Current state: The builder dispatches correctly, but each kernel variant (forward XDL, forward WMMA, backward weight XDL V3, etc.) has its own factory and its own algorithm descriptor shape. The result is 16+ per-variant facades rather than one unified facade. Unification across three axes — CK vs CK Tile backend, MFMA vs WMMA instruction set, and forward vs backward direction — is the central design challenge.

Three principles guide the design toward that unification:

  1. Unified vocabulary through reflection. The reflection system (reflect/) extracts kernel traits from both backends into a common ConvTraits representation. This shared vocabulary is the mechanism for discovering what algorithm parameters are truly variant-specific versus what can be expressed once and mapped to multiple backends.

  2. Expert overrides. Power users can pin to a specific backend or device operation when needed, bypassing automatic dispatch.
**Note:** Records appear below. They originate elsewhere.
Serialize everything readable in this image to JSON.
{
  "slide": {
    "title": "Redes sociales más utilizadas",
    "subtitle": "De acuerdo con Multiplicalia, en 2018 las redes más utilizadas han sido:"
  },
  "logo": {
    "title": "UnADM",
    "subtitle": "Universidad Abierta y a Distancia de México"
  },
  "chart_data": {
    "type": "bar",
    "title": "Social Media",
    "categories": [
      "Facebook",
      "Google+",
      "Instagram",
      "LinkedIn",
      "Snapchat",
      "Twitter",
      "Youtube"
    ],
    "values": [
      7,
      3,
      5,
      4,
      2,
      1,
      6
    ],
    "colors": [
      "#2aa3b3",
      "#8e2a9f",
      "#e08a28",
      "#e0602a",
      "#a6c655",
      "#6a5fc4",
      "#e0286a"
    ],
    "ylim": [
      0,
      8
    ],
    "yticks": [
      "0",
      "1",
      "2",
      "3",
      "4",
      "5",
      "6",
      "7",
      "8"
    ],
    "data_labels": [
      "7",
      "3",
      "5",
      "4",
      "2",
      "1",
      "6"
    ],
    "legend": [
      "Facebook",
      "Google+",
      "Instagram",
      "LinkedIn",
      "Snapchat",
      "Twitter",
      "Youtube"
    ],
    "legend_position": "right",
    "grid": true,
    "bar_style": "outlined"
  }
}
  3. Versioned API evolution. The builder uses semantic version strings ("0.0.0", "0.1.0") to manage API changes predictably. The ConvBuilder template defaults to the latest version but accepts explicit version pinning.

Design descriptions

Directory Structure

  • include/ck_tile/builder/ Core builder headers and public API.
  • include/ck_tile/builder/reflect Reflection mechanism.
  • include/ck_tile/builder/factory Compile-time dispatch from builder descriptors to our existing specialized convolution kernel implementations.
  • test/ Unit tests and example usage of the builder pattern.
  • CMakeLists.txt CMake configuration for building the experimental builder and its tests.

CMake Configuration

To enable the experimental builder, configure your build with:

cmake                                                                                             \
  -D CMAKE_PREFIX_PATH=/opt/rocm                                                                  \
  -D CMAKE_CXX_COMPILER=/opt/rocm/bin/hipcc                                                       \
  -D CMAKE_BUILD_TYPE=Release                                                                     \
  -D GPU_TARGETS="gfx942"                                                                         \
  -D CK_EXPERIMENTAL_BUILDER=ON                                                                   \
  -D CMAKE_CXX_STANDARD=20                                                                        \
  -G Ninja                                                                                        \
  ..

Note: The tests for WMMA builders are only built when CK_USE_WMMA is enabled. Add e.g. gfx1121 or any of the other gfx11/gfx12 architectures to the GPU targets. Alternatively, one can add flag -D CK_USE_WMMA=ON to build the tests. For the end-to-end tests that use the instances from builder, one needs an actual Navi card.

Building and Testing

The builder test suite is organized into two main categories:

Smoke Tests (Fast Unit Tests)

Quick unit tests that verify the builder's internal logic without compiling GPU kernels. These complete in under 1 second total and are suitable for frequent execution during development.

ninja smoke-builder

Regression Tests (Integration Tests)

Integration tests that compile actual GPU kernels to verify that the builder generates valid, compilable code. These are more expensive than smoke tests (can take minutes to compile) but cover more functionality.

ninja regression-builder

Running All Tests

To build and run the complete test suite:

ninja check-builder

Building Individual Tests

To build and run a specific test:

ninja test_ckb_conv_builder && bin/test_ckb_conv_builder

Test Organization

  • Smoke tests: Fast feedback during active development
  • Regression tests: Thorough validation before submitting changes
  • Factory tests: Expensive tests that build all MIOpen kernels (included in regression tests)

When adding new tests, please follow the convention where the CMake build target starts with a prefix test_ckb. This allows filtering of CK Builder tests from the full CK repository test suite.